Tuesday, March 6, 2012

Glass half full day

Well today has not been my favorite day, I have a lot to do and not much time to do it. I felt the need to write something seeing as it is my first post and seeing as it is the start to a new chapter in my life. Today I lost my job, based on false accusations of stealing... turns out what I was accused of stealing I actually already owned. Don't worry though I'm handling the situation civilly and fairly. On top of all of this our car broke down yesterday, Tom the mechanic said that we have probably been driving without a fan belt for a few days and it was just a mater of time till the battery died. It was both good and bad news and all I could do was laugh. 

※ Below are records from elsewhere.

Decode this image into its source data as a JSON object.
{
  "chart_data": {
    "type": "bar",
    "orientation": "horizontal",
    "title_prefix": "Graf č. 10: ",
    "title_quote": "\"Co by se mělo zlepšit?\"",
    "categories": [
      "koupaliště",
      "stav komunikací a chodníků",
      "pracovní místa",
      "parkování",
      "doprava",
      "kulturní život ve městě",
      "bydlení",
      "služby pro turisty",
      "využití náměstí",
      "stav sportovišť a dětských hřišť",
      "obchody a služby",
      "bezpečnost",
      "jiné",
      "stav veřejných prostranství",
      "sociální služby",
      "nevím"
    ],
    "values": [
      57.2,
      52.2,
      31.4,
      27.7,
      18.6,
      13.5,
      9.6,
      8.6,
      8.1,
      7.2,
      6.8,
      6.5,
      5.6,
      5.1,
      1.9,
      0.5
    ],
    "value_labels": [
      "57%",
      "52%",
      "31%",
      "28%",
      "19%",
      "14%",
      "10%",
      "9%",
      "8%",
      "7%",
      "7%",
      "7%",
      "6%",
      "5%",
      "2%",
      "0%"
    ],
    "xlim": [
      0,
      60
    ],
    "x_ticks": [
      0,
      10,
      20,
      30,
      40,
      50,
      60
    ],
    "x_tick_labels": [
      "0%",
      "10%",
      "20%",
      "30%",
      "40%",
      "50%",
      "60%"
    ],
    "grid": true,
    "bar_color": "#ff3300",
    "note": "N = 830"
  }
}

All day today I have had my heart in my stomach, at points fighting back tears and others so overwhelmed with the irony of the situation that I can't help but laugh. I am grateful in some strange way for everything that has happened today with my job, last night with the car and a week ago with being accepted into a new apartment. Change is good! change is great! but change is hard, right now Paul and I are leaning on one another more than ever.

I am claiming that the loss of my job is a blessing, and an opportunity, I can now focus on school, on my marriage, and on seeking out new career opportunities. I am so close to graduating and we have been talking about weather or not I could quit my job, now that decision has been made for me. 

It is hard to describe the feeling of being fired, to be alone with my thoughts is painful, I feel similar to how I did when my grandmother died in 2005. exhausted but not tired, famished but not hungry, and parched but not thirsty. I am a walking contradiction today!